Дивинариана
(продолжение)
Несмотря на все отвращение, которое вы, быть может, к ней питаете, Дивина по-прежнему королева бульвара. Какой-нибудь новенькой (лет пятнадцать), плохо одетой и не обращающей внимания на подмигивания в ее сторону, "кот", легонько толкнув ее, скажет: - Она - Дивина; ты - оборванка.
Дивину видели на рынке около восьми утра.
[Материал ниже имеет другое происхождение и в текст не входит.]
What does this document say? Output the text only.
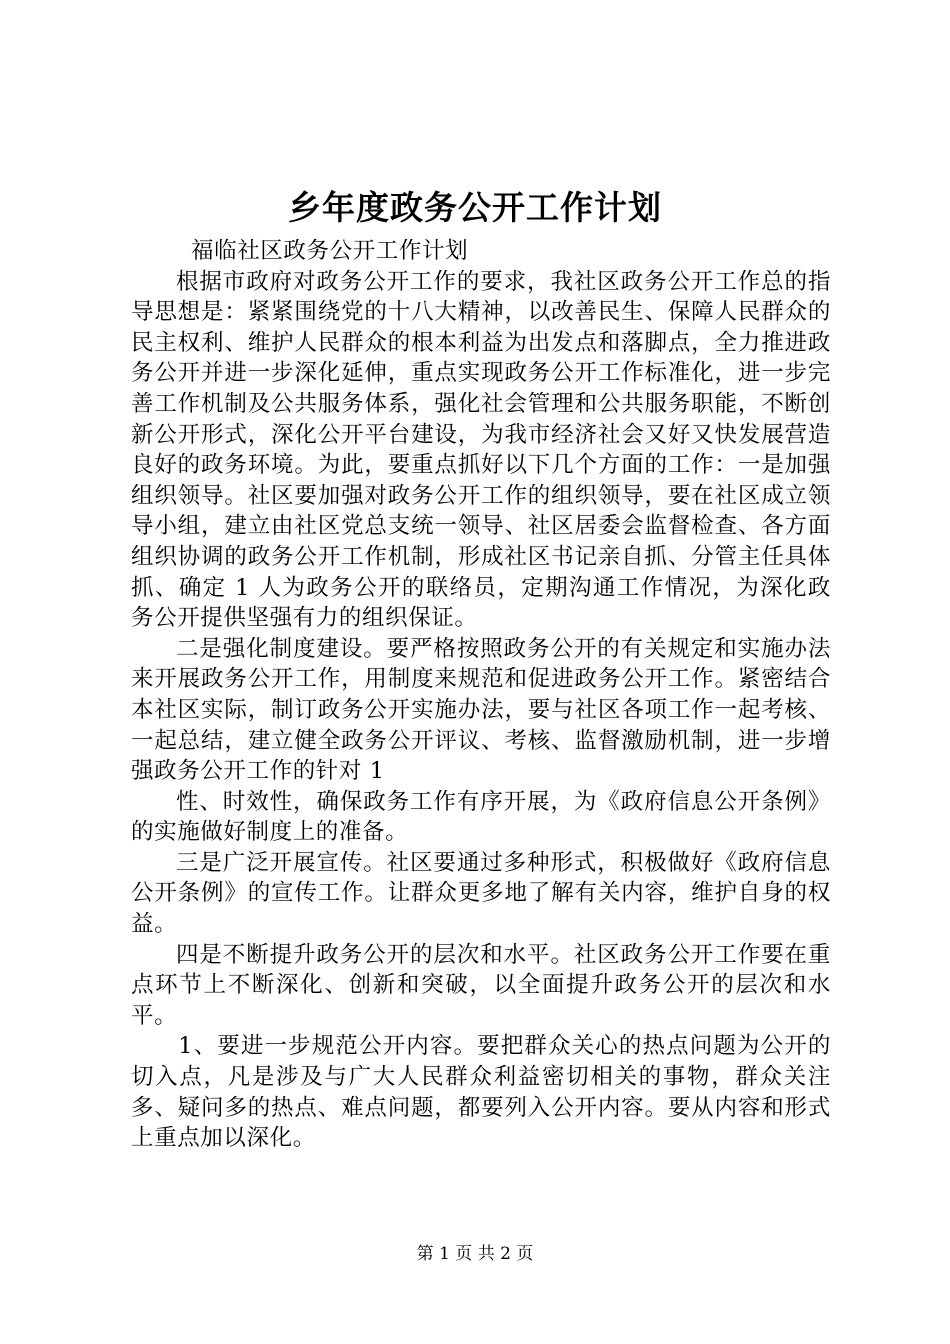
乡年度政务公开工作计划

福临社区政务公开工作计划

根据市政府对政务公开工作的要求，我社区政务公开工作总的指导思想是：紧紧围绕党的十八大精神，以改善民生、保障人民群众的民主权利、维护人民群众的根本利益为出发点和落脚点，全力推进政务公开并进一步深化延伸，重点实现政务公开工作标准化，进一步完善工作机制及公共服务体系，强化社会管理和公共服务职能，不断创新公开形式，深化公开平台建设，为我市经济社会又好又快发展营造良好的政务环境。为此，要重点抓好以下几个方面的工作：一是加强组织领导。社区要加强对政务公开工作的组织领导，要在社区成立领导小组，建立由社区党总支统一领导、社区居委会监督检查、各方面组织协调的政务公开工作机制，形成社区书记亲自抓、分管主任具体抓、确定 1 人为政务公开的联络员，定期沟通工作情况，为深化政务公开提供坚强有力的组织保证。

二是强化制度建设。要严格按照政务公开的有关规定和实施办法来开展政务公开工作，用制度来规范和促进政务公开工作。紧密结合本社区实际，制订政务公开实施办法，要与社区各项工作一起考核、一起总结，建立健全政务公开评议、考核、监督激励机制，进一步增强政务公开工作的针对 1

性、时效性，确保政务工作有序开展，为《政府信息公开条例》的实施做好制度上的准备。

三是广泛开展宣传。社区要通过多种形式，积极做好《政府信息公开条例》的宣传工作。让群众更多地了解有关内容，维护自身的权益。

四是不断提升政务公开的层次和水平。社区政务公开工作要在重点环节上不断深化、创新和突破，以全面提升政务公开的层次和水平。

1、要进一步规范公开内容。要把群众关心的热点问题为公开的切入点，凡是涉及与广大人民群众利益密切相关的事物，群众关注多、疑问多的热点、难点问题，都要列入公开内容。要从内容和形式上重点加以深化。

第 1 页 共 2 页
С авоськой в руке она приценивалась к овощам, фиалкам, яйцам.
В тот же вечер, пять подружек за чаем:
- А знаете, милочки, Дивина вышла замуж за Бога. Встает с первыми петухами, чтобы пойти причаститься, Вся-Кающаяся.
Хор подружек:
- Поми-и-илуй, поми-и-луй Диви-и-ину-у!
На следующий день:
- Слышала, Малышка, в участке Дивину заставили раздеться догола. У нее все тело в ссадинах. Миньон бьет ее.
Хор подружек:
- У-лю-лю-лю-лю! Дивина получает взбучку! А Дивина носила прямо на голом теле облегающую власяницу, о чем не подозревали ни Миньон, ни ее клиенты.
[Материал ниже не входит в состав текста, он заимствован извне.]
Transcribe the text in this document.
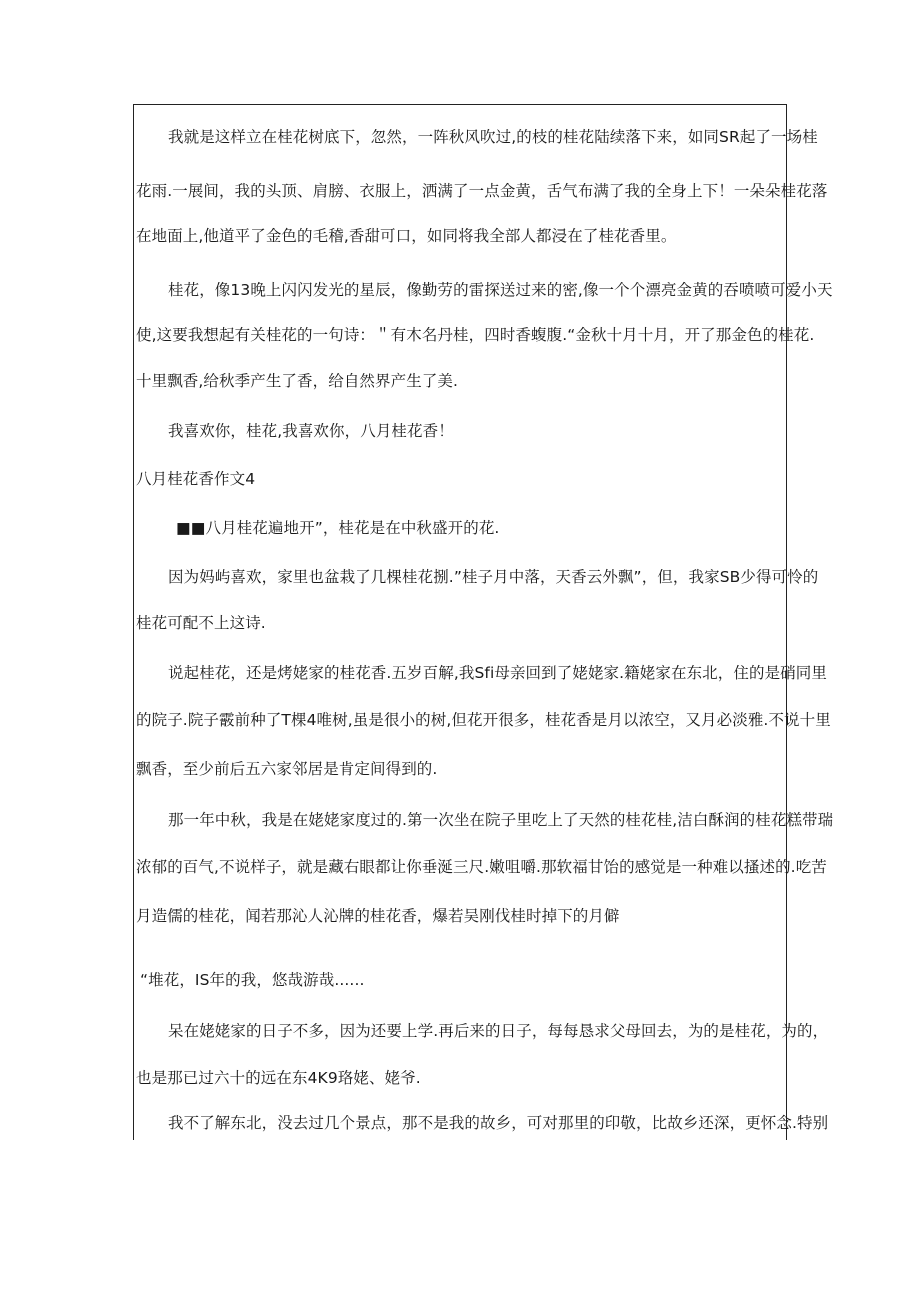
我就是这样立在桂花树底下，忽然，一阵秋风吹过,的枝的桂花陆续落下来，如同SR起了一场桂

花雨.一展间，我的头顶、肩膀、衣服上，洒满了一点金黄，舌气布满了我的全身上下！一朵朵桂花落

在地面上,他道平了金色的毛稽,香甜可口，如同将我全部人都浸在了桂花香里。

桂花，像13晚上闪闪发光的星辰，像勤劳的雷探送过来的密,像一个个漂亮金黄的吞喷喷可爱小天

使,这要我想起有关桂花的一句诗：＂有木名丹桂，四时香蝮腹.“金秋十月十月，开了那金色的桂花.

十里飘香,给秋季产生了香，给自然界产生了美.

我喜欢你，桂花,我喜欢你，八月桂花香！

八月桂花香作文4

■■八月桂花遍地开”，桂花是在中秋盛开的花.

因为妈屿喜欢，家里也盆栽了几棵桂花捌.”桂子月中落，天香云外飘”，但，我家SB少得可怜的

桂花可配不上这诗.

说起桂花，还是烤姥家的桂花香.五岁百解,我Sfi母亲回到了姥姥家.籍姥家在东北，住的是硝同里

的院子.院子霰前种了T棵4唯树,虽是很小的树,但花开很多，桂花香是月以浓空，又月必淡雅.不说十里

飘香，至少前后五六家邻居是肯定间得到的.

那一年中秋，我是在姥姥家度过的.第一次坐在院子里吃上了天然的桂花桂,洁白酥润的桂花糕带瑞

浓郁的百气,不说样子，就是藏右眼都让你垂涎三尺.嫩咀嚼.那软福甘饴的感觉是一种难以搔述的.吃苦

月造儒的桂花，闻若那沁人沁牌的桂花香，爆若吴刚伐桂时掉下的月僻

“堆花，IS年的我，悠哉游哉......

呆在姥姥家的日子不多，因为还要上学.再后来的日子，每每恳求父母回去，为的是桂花，为的，

也是那已过六十的远在东4K9珞姥、姥爷.

我不了解东北，没去过几个景点，那不是我的故乡，可对那里的印敬，比故乡还深，更怀念.特别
Какой-то тип разговаривает с Дивиной (это солдат, который хочет вернуться на службу):
- Нет денег на жизнь. Что делать? Дивина:
- Работать.
- Работу сразу не найдешь.
Он искушает Дивину и настаивает:
- Ну, что?
Он надеется, что она скажет или подумает:
"Воровать". Но Дивина ответить не решилась: размышляя о своих действиях в подобном случае, она представляла, как своими скудными крохами кормит с ладони птиц, и думала: "Просить милостыню".
Дивина:
- Мы видели велосипедистов, которые насвистывали песню и, увитые ее гирляндами, стремительно спускались под вечер по склону небесного холма. Мы ждали их в долине, и они подлетают к нам в виде маленьких комочков грязи.
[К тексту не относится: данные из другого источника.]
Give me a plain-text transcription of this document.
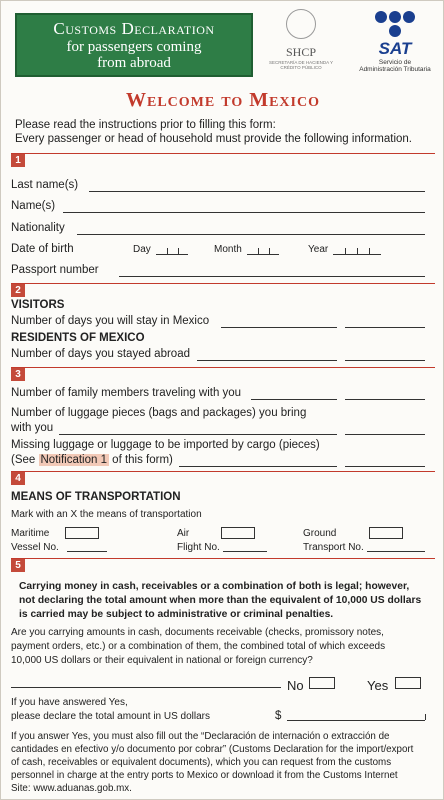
Customs Declaration
for passengers coming
from abroad
SHCP
SECRETARÍA DE HACIENDA Y CRÉDITO PÚBLICO
SAT
Servicio de
Administración Tributaria
Welcome to Mexico
Please read the instructions prior to filling this form:
Every passenger or head of household must provide the following information.
1
Last name(s)
Name(s)
Nationality
Date of birth	Day	Month	Year
Passport number
2
VISITORS
Number of days you will stay in Mexico
RESIDENTS OF MEXICO
Number of days you stayed abroad
3
Number of family members traveling with you
Number of luggage pieces (bags and packages) you bring
with you
Missing luggage or luggage to be imported by cargo (pieces)
(See Notification 1 of this form)
4
MEANS OF TRANSPORTATION
Mark with an X the means of transportation
Maritime	Air	Ground
Vessel No.	Flight No.	Transport No.
5
Carrying money in cash, receivables or a combination of both is legal; however,
not declaring the total amount when more than the equivalent of 10,000 US dollars
is carried may be subject to administrative or criminal penalties.
Are you carrying amounts in cash, documents receivable (checks, promissory notes,
payment orders, etc.) or a combination of them, the combined total of which exceeds
10,000 US dollars or their equivalent in national or foreign currency?
No	Yes
If you have answered Yes,
please declare the total amount in US dollars	$
If you answer Yes, you must also fill out the “Declaración de internación o extracción de
cantidades en efectivo y/o documento por cobrar” (Customs Declaration for the import/export
of cash, receivables or equivalent documents), which you can request from the customs
personnel in charge at the entry ports to Mexico or download it from the Customs Internet
Site: www.aduanas.gob.mx.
Велосипедисты Дивины вызывают во мне первобытный ужас.
Мне любой ценой нужно возвратиться в себя, больше доверять себе. Я хотел составить эту книгу из преобразованных и облагороженных подробностей моей тюремной жизни, я боюсь, что они проговорятся о моих навязчивых идеях. Хотя я и стремлюсь к сухому, даже костлявому стилю, я желал бы из глубин своей тюрьмы обратиться к вам с книгой, исполненной цветов, белоснежных юбок, голубых лент. Нет лучшего времяпрепровождения.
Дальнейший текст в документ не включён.